Daniel Sweeney

Daniel Sweeney

What Drives Growth: Analyzing Quantitative Factors that Impact Long-term Corporate Growth Rates and their Variation across Sectors


Daniel J. Sweeney


Dr. David Brown


Warrington College of Business


Value investing is often considered the antithesis of growth investing. However, core to any value investing strategy is an intrinsic valuation, typically calculated using a DCF analysis. One of the most sensitive DCF assumptions is the estimation of a company’s long-term cash flow growth rate. Thus, understanding a company’s growth potential is a vital component in any value thesis.

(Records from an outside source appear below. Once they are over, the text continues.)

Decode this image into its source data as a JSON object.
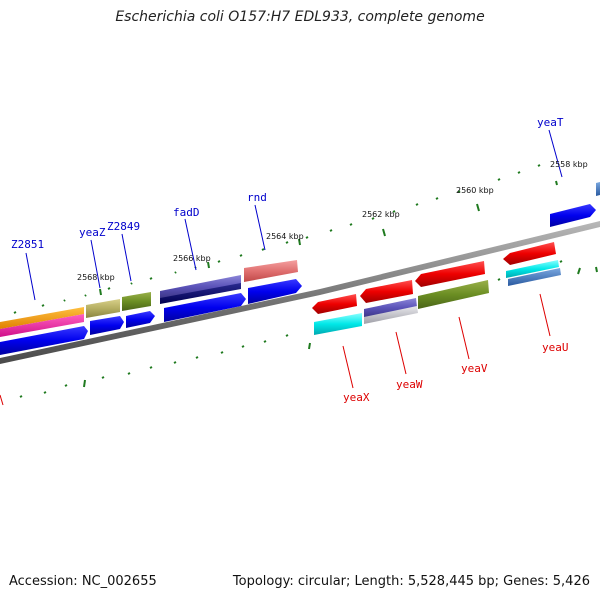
{
  "title": "Escherichia coli O157:H7 EDL933, complete genome",
  "footer": {
    "accession": "Accession: NC_002655",
    "summary": "Topology: circular; Length: 5,528,445 bp; Genes: 5,426"
  },
  "colors": {
    "forward_label": "#0000cc",
    "reverse_label": "#dd0000",
    "backbone": "#7a7a7a",
    "tick": "#1f7a1f"
  },
  "scale_labels": [
    "2558 kbp",
    "2560 kbp",
    "2562 kbp",
    "2564 kbp",
    "2566 kbp",
    "2568 kbp"
  ],
  "forward_genes": [
    "Z2851",
    "yeaZ",
    "Z2849",
    "fadD",
    "rnd",
    "yeaT"
  ],
  "reverse_genes": [
    "yeaX",
    "yeaW",
    "yeaV",
    "yeaU"
  ]
}
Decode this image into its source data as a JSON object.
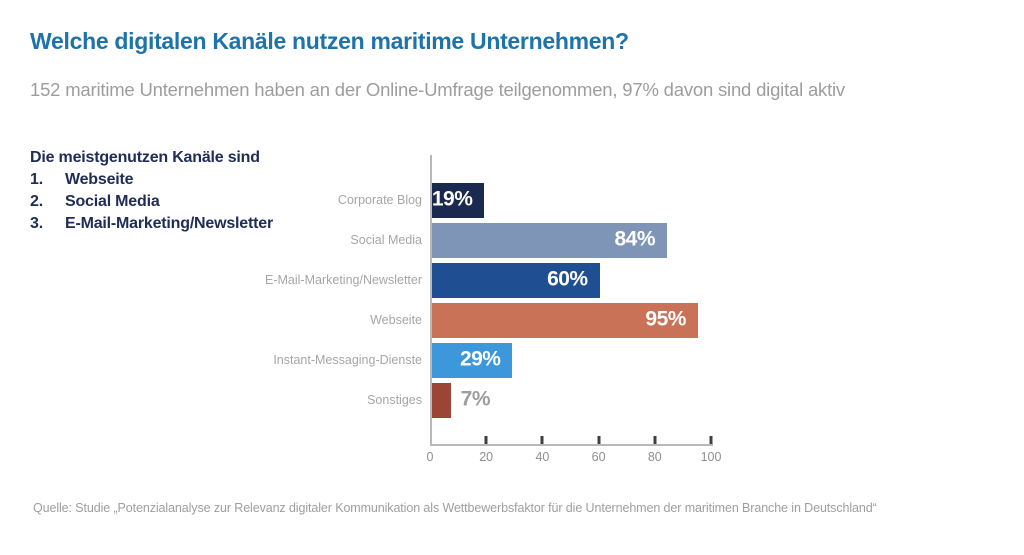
{
  "page": {
    "title": "Welche digitalen Kanäle nutzen maritime Unternehmen?",
    "subtitle": "152 maritime Unternehmen haben an der Online-Umfrage teilgenommen, 97% davon sind digital aktiv",
    "source": "Quelle: Studie „Potenzialanalyse zur Relevanz digitaler Kommunikation als Wettbewerbsfaktor für die Unternehmen der maritimen Branche in Deutschland“"
  },
  "key_findings": {
    "heading": "Die meistgenutzen Kanäle sind",
    "items": [
      {
        "rank": "1.",
        "label": "Webseite"
      },
      {
        "rank": "2.",
        "label": "Social Media"
      },
      {
        "rank": "3.",
        "label": "E-Mail-Marketing/Newsletter"
      }
    ]
  },
  "chart_data": {
    "type": "bar",
    "orientation": "horizontal",
    "title": "",
    "xlabel": "",
    "ylabel": "",
    "categories": [
      "Corporate Blog",
      "Social Media",
      "E-Mail-Marketing/Newsletter",
      "Webseite",
      "Instant-Messaging-Dienste",
      "Sonstiges"
    ],
    "values": [
      19,
      84,
      60,
      95,
      29,
      7
    ],
    "value_suffix": "%",
    "bar_colors": [
      "#1a2950",
      "#7e95b7",
      "#1f4f92",
      "#c97257",
      "#3c98da",
      "#9d4534"
    ],
    "xlim": [
      0,
      100
    ],
    "x_ticks": [
      0,
      20,
      40,
      60,
      80,
      100
    ],
    "grid": false,
    "legend": false,
    "outside_label_below": 10
  },
  "colors": {
    "title": "#1e73a9",
    "subtitle": "#9d9d9d",
    "key_findings_text": "#202e57",
    "category_label": "#a6a6a6",
    "value_label_inside": "#ffffff",
    "value_label_outside": "#9e9e9e",
    "axis_line": "#b8b8b8",
    "tick_mark": "#3f3f3f",
    "background": "#ffffff"
  }
}
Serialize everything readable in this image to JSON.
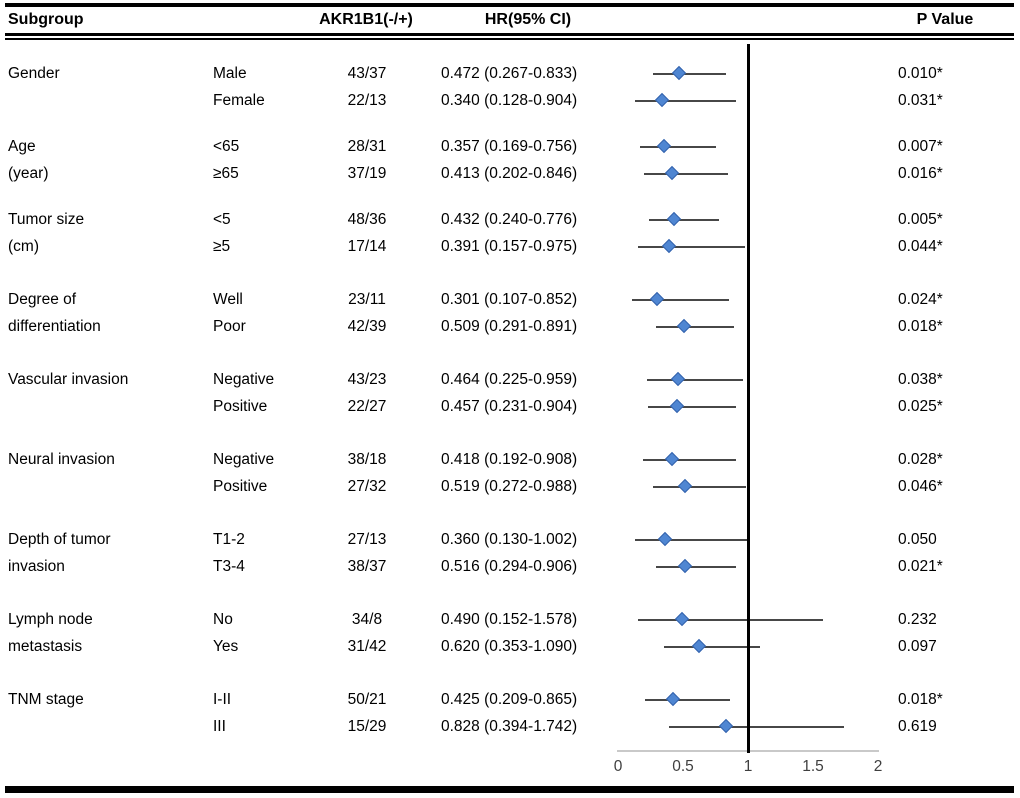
{
  "header": {
    "subgroup": "Subgroup",
    "counts": "AKR1B1(-/+)",
    "hr": "HR(95% CI)",
    "p": "P Value"
  },
  "colors": {
    "diamond_fill": "#4f86d2",
    "diamond_border": "#3564ad",
    "ci_line": "#474747",
    "reference_line": "#000000",
    "axis_line": "#c9c9c9",
    "text": "#000000"
  },
  "chart_data": {
    "type": "forest",
    "columns": [
      "Subgroup",
      "AKR1B1(-/+)",
      "HR(95% CI)",
      "P Value"
    ],
    "x_axis": {
      "min": 0,
      "max": 2,
      "tick_values": [
        0,
        0.5,
        1,
        1.5,
        2
      ],
      "tick_labels": [
        "0",
        "0.5",
        "1",
        "1.5",
        "2"
      ],
      "reference_line": 1
    },
    "groups": [
      {
        "label": [
          "Gender"
        ],
        "rows": [
          {
            "level": "Male",
            "counts": "43/37",
            "hr": 0.472,
            "lo": 0.267,
            "hi": 0.833,
            "hr_label": "0.472 (0.267-0.833)",
            "p": "0.010*"
          },
          {
            "level": "Female",
            "counts": "22/13",
            "hr": 0.34,
            "lo": 0.128,
            "hi": 0.904,
            "hr_label": "0.340 (0.128-0.904)",
            "p": "0.031*"
          }
        ]
      },
      {
        "label": [
          "Age",
          "(year)"
        ],
        "rows": [
          {
            "level": "<65",
            "counts": "28/31",
            "hr": 0.357,
            "lo": 0.169,
            "hi": 0.756,
            "hr_label": "0.357 (0.169-0.756)",
            "p": "0.007*"
          },
          {
            "level": "≥65",
            "counts": "37/19",
            "hr": 0.413,
            "lo": 0.202,
            "hi": 0.846,
            "hr_label": "0.413 (0.202-0.846)",
            "p": "0.016*"
          }
        ]
      },
      {
        "label": [
          "Tumor size",
          "(cm)"
        ],
        "rows": [
          {
            "level": "<5",
            "counts": "48/36",
            "hr": 0.432,
            "lo": 0.24,
            "hi": 0.776,
            "hr_label": "0.432 (0.240-0.776)",
            "p": "0.005*"
          },
          {
            "level": "≥5",
            "counts": "17/14",
            "hr": 0.391,
            "lo": 0.157,
            "hi": 0.975,
            "hr_label": "0.391 (0.157-0.975)",
            "p": "0.044*"
          }
        ]
      },
      {
        "label": [
          "Degree of",
          "differentiation"
        ],
        "rows": [
          {
            "level": "Well",
            "counts": "23/11",
            "hr": 0.301,
            "lo": 0.107,
            "hi": 0.852,
            "hr_label": "0.301 (0.107-0.852)",
            "p": "0.024*"
          },
          {
            "level": "Poor",
            "counts": "42/39",
            "hr": 0.509,
            "lo": 0.291,
            "hi": 0.891,
            "hr_label": "0.509 (0.291-0.891)",
            "p": "0.018*"
          }
        ]
      },
      {
        "label": [
          "Vascular invasion"
        ],
        "rows": [
          {
            "level": "Negative",
            "counts": "43/23",
            "hr": 0.464,
            "lo": 0.225,
            "hi": 0.959,
            "hr_label": "0.464 (0.225-0.959)",
            "p": "0.038*"
          },
          {
            "level": "Positive",
            "counts": "22/27",
            "hr": 0.457,
            "lo": 0.231,
            "hi": 0.904,
            "hr_label": "0.457 (0.231-0.904)",
            "p": "0.025*"
          }
        ]
      },
      {
        "label": [
          "Neural invasion"
        ],
        "rows": [
          {
            "level": "Negative",
            "counts": "38/18",
            "hr": 0.418,
            "lo": 0.192,
            "hi": 0.908,
            "hr_label": "0.418 (0.192-0.908)",
            "p": "0.028*"
          },
          {
            "level": "Positive",
            "counts": "27/32",
            "hr": 0.519,
            "lo": 0.272,
            "hi": 0.988,
            "hr_label": "0.519 (0.272-0.988)",
            "p": "0.046*"
          }
        ]
      },
      {
        "label": [
          "Depth of tumor",
          "invasion"
        ],
        "rows": [
          {
            "level": "T1-2",
            "counts": "27/13",
            "hr": 0.36,
            "lo": 0.13,
            "hi": 1.002,
            "hr_label": "0.360 (0.130-1.002)",
            "p": "0.050"
          },
          {
            "level": "T3-4",
            "counts": "38/37",
            "hr": 0.516,
            "lo": 0.294,
            "hi": 0.906,
            "hr_label": "0.516 (0.294-0.906)",
            "p": "0.021*"
          }
        ]
      },
      {
        "label": [
          "Lymph node",
          "metastasis"
        ],
        "rows": [
          {
            "level": "No",
            "counts": "34/8",
            "hr": 0.49,
            "lo": 0.152,
            "hi": 1.578,
            "hr_label": "0.490 (0.152-1.578)",
            "p": "0.232"
          },
          {
            "level": "Yes",
            "counts": "31/42",
            "hr": 0.62,
            "lo": 0.353,
            "hi": 1.09,
            "hr_label": "0.620 (0.353-1.090)",
            "p": "0.097"
          }
        ]
      },
      {
        "label": [
          "TNM stage"
        ],
        "rows": [
          {
            "level": "I-II",
            "counts": "50/21",
            "hr": 0.425,
            "lo": 0.209,
            "hi": 0.865,
            "hr_label": "0.425 (0.209-0.865)",
            "p": "0.018*"
          },
          {
            "level": "III",
            "counts": "15/29",
            "hr": 0.828,
            "lo": 0.394,
            "hi": 1.742,
            "hr_label": "0.828 (0.394-1.742)",
            "p": "0.619"
          }
        ]
      }
    ]
  }
}
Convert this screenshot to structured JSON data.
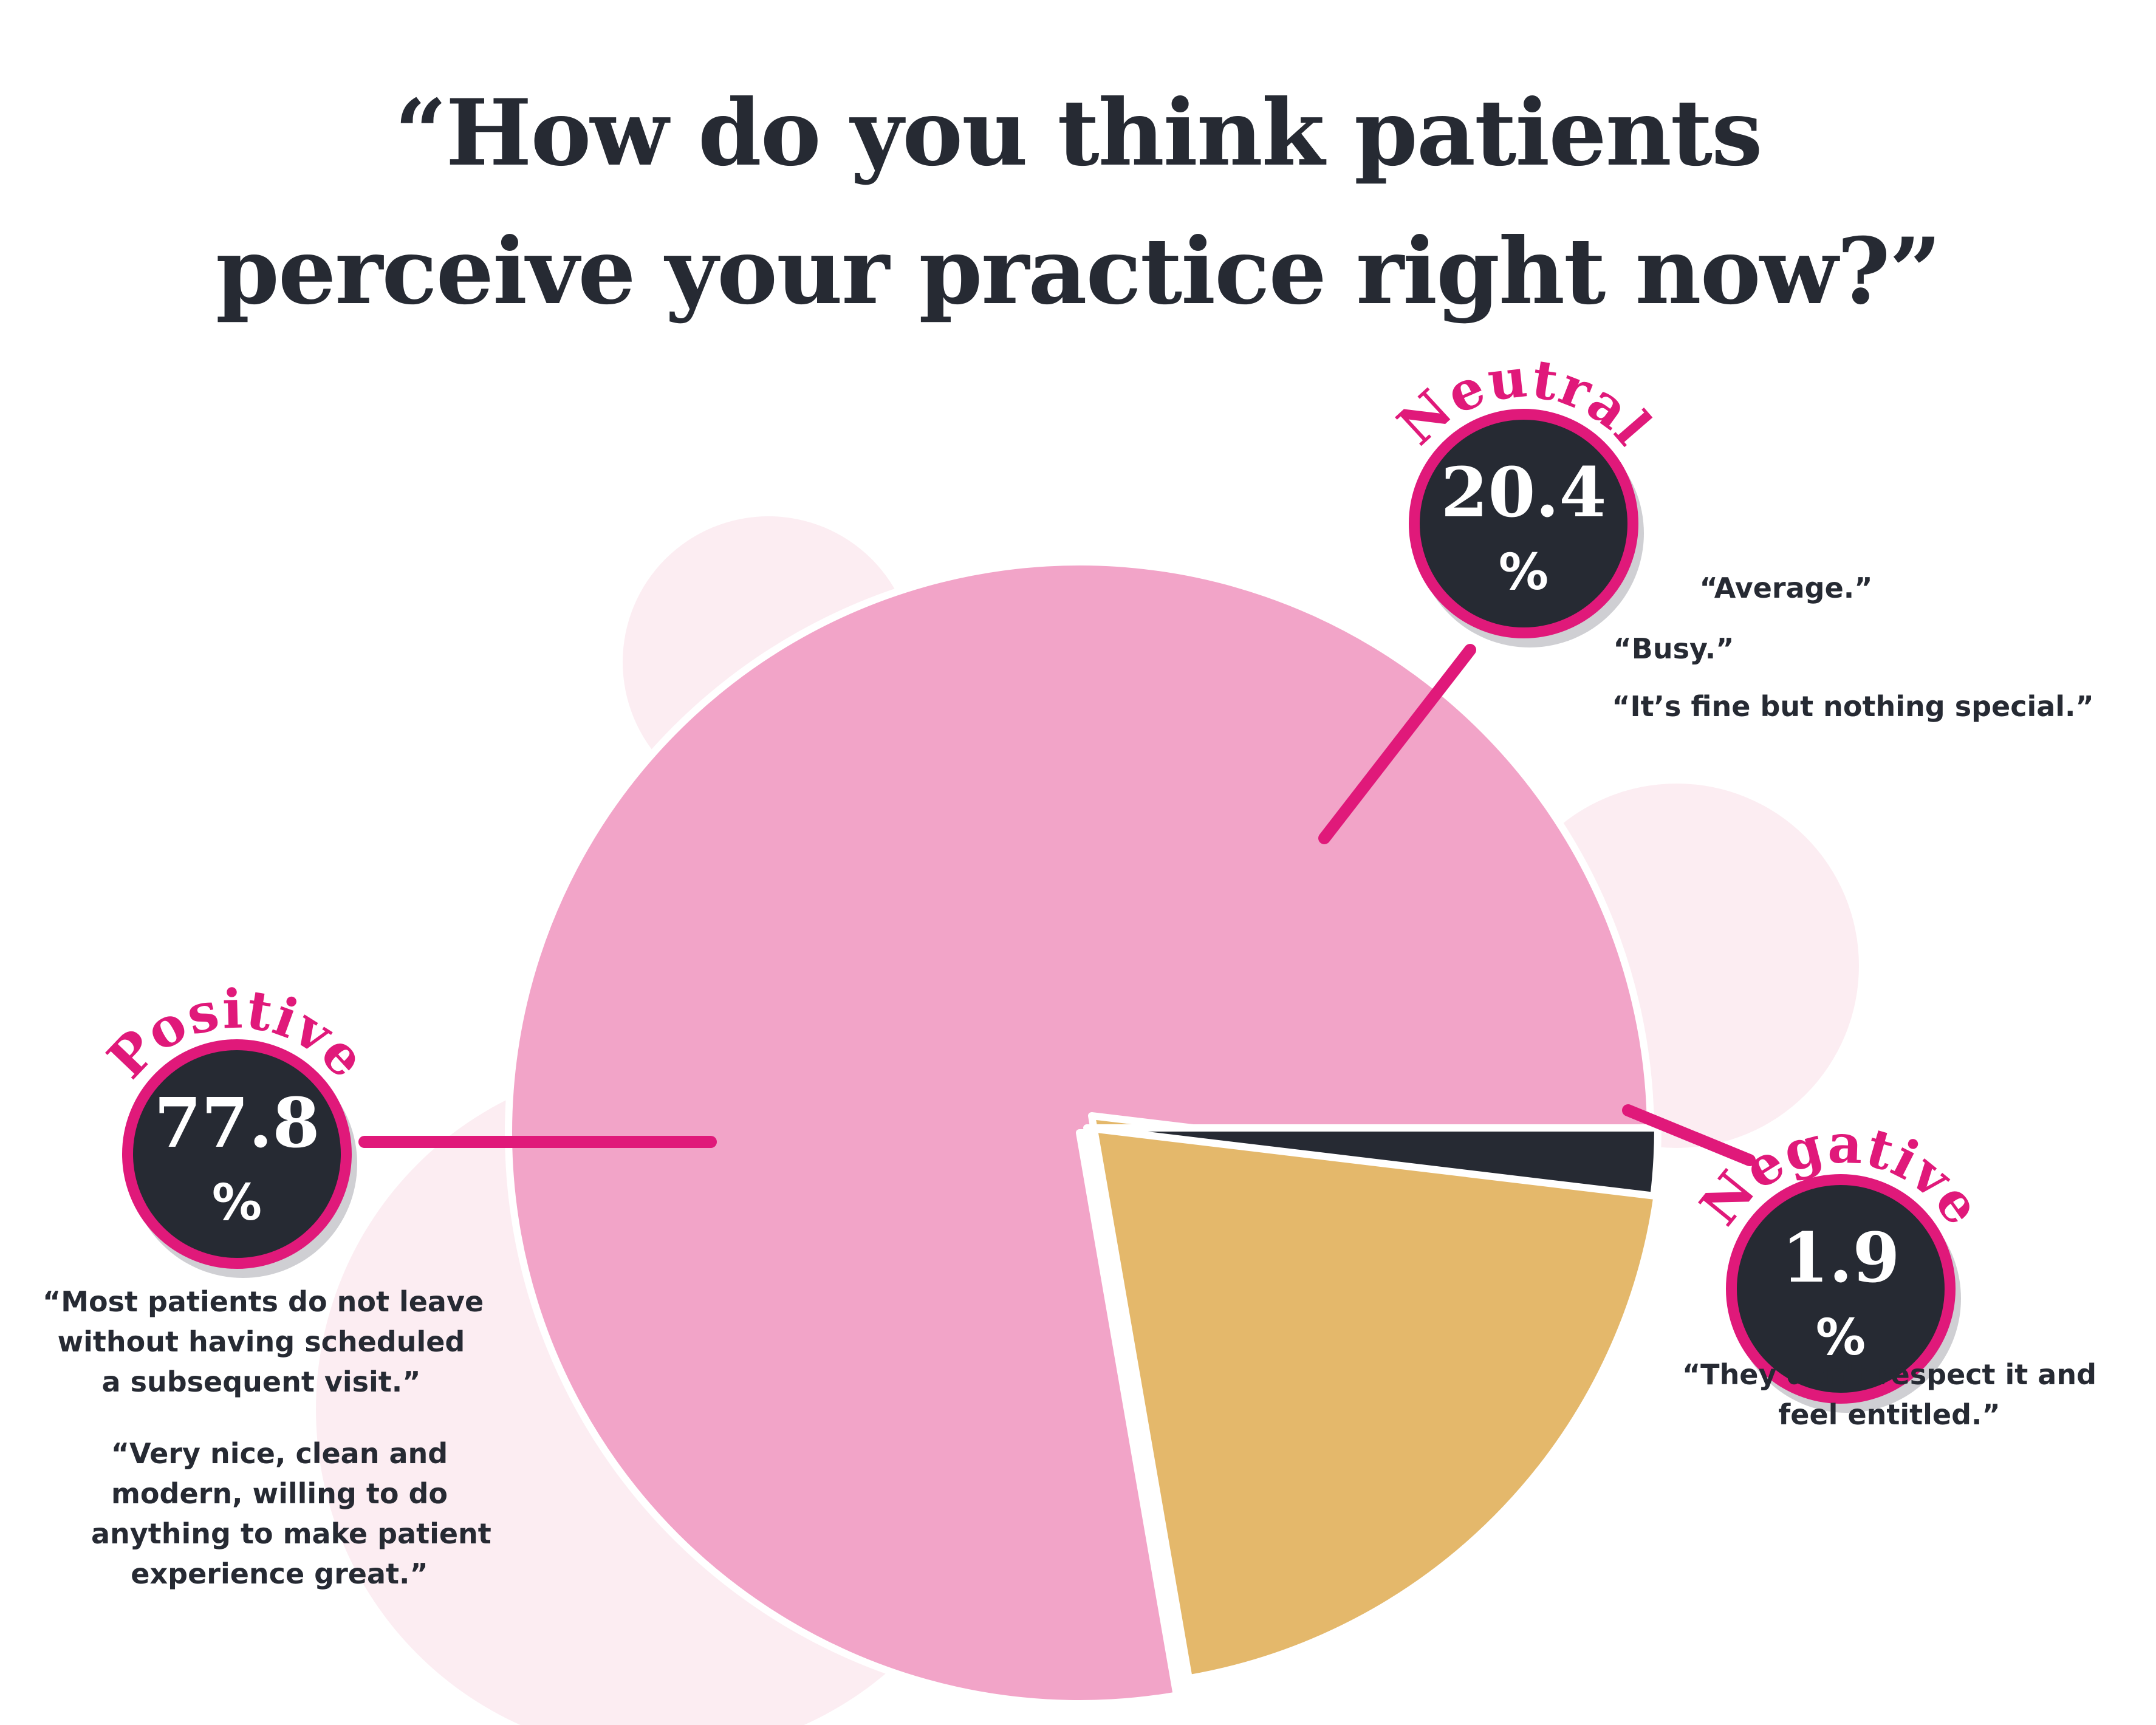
{
  "title": {
    "line1": "“How do you think patients",
    "line2": "perceive your practice right now?”"
  },
  "colors": {
    "positive": "#f2a4c8",
    "neutral": "#e4b86b",
    "negative": "#262a33",
    "accent": "#e0197a",
    "badge": "#262a33",
    "halo": "#fcedf2",
    "text": "#262a33"
  },
  "chart_data": {
    "type": "pie",
    "title": "“How do you think patients perceive your practice right now?”",
    "slices": [
      {
        "label": "Positive",
        "value": 77.8,
        "unit": "%"
      },
      {
        "label": "Neutral",
        "value": 20.4,
        "unit": "%"
      },
      {
        "label": "Negative",
        "value": 1.9,
        "unit": "%"
      }
    ]
  },
  "quotes": {
    "positive": [
      [
        "“Most patients do not leave",
        "without having scheduled",
        "a subsequent visit.”"
      ],
      [
        "“Very nice, clean and",
        "modern, willing to do",
        "anything to make patient",
        "experience great.”"
      ]
    ],
    "neutral": [
      "“Average.”",
      "“Busy.”",
      "“It’s fine but nothing special.”"
    ],
    "negative": [
      "“They don't respect it and",
      "feel entitled.”"
    ]
  }
}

This paper attempts to create a quantitative model to help predict a company’s long-term cash flow growth rate (using EBITDA growth as a proxy for cash flow) and to find the strongest indicators for a company’s growth potential by sector. To do so, this study analyzes variables pertaining to operating efficiency, risk metrics, market valuation, corporate investment levels, and the competitive landscape for large-cap public companies. While all categories contributed at least one statistically significant variable, the market valuation and corporate investment level categories had the highest volume of significant variables. The results show that widely-used quantitative metrics can help predict a meaningful portion of a company’s five-year EBITDA growth rate when analyzed on a sector-by-sector basis. Furthermore, both the types of variable and predictive strength of the model varies widely across sectors. In practice, analysts should shift their focus and prioritize different ratios, metrics, and quantitative variables based on the target company’s sector when estimating the trajectory of a company’s long-term growth rate.